Background The international guidelines recommend to use the average bone mineral density (BMD) over L1 to L4 in the management of osteoporosis and prediction of fracture. Exclusion of certain vertebrae is recommended according to specific rules (ISCD position). The spine Trabecular Bone score (TBS), a surrogate of bone micro-architecture, has been newly introduced into international guidelines and the FRAX® tool for clinical use in conjunction with BMD and clinical risk factors.
Objectives The aim of this study is to test several TBS vertebrae combinations in regard to major osteoporotic fracture prediction.
Methods The osteoLaus cohort (Lausanne, Switzerland) included 1500 woman 50 to 80 years old. All women had a detailed questionnaire related to clinical risk factors and treatment known to influence bone metabolism, BMD measurement (hip, spine and whole body), vertebral fracture assessment and TBS. The primary outcome was the prevalence of major osteoporotic fracture (MOF) according to TBS per-vertebral combination. Appropriate statistics and necessary adjustment for confounding factors were performed. L1-L4 TBS was used as reference value.
Results Out of 1'466 women included in the study (mean age 64.5±7.6 years, BMI 25.7±4.4), 12.7% suffered from MOF. The odd ratios per standard deviation decreased (OR) were 1.53 (1.29 – 1.80) and 1.80 (1.50 – 2.15) for the spine and total femur BMD respectively. Adjusted (age & glucocorticoids status) OR and area under the curve of different combination of vertebrae can be found in the following table for TBS.

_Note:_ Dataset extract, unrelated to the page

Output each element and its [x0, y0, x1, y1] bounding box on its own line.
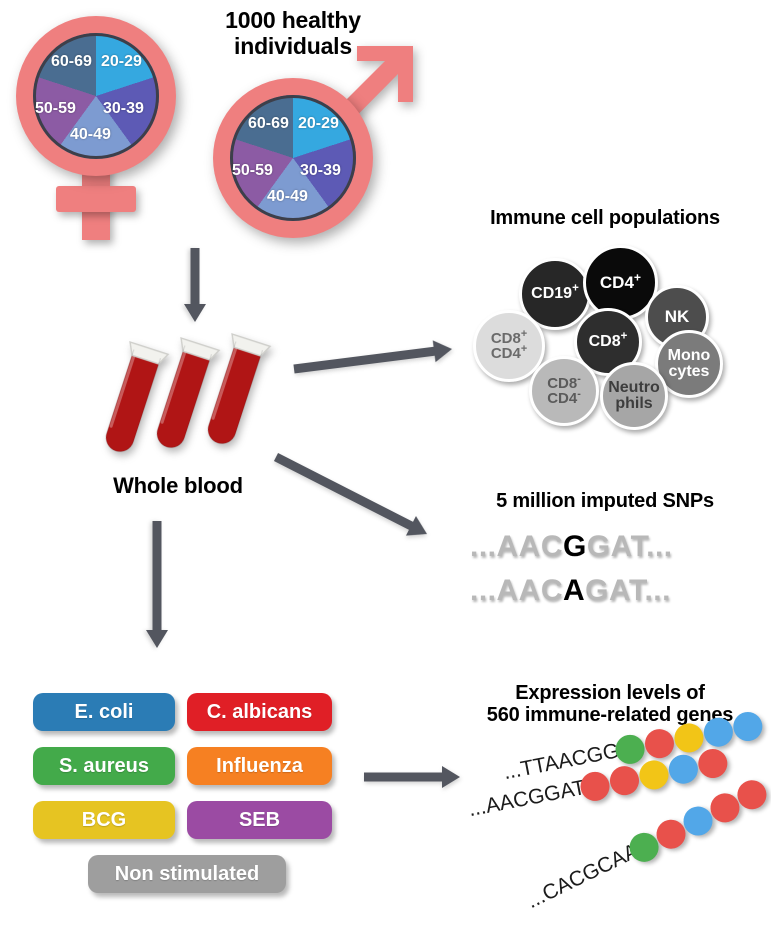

Conclusions It seems that excluding L4 tends to improve the fracture risk prediction. TBS is very sensitive to vertebra positioning (e.g. projection). To compensate for the natural lordosis of the spine, one has to lift the legs of the patient. L4 is often still angled which could explained such results. Further prospective studies are needed to confirm these results.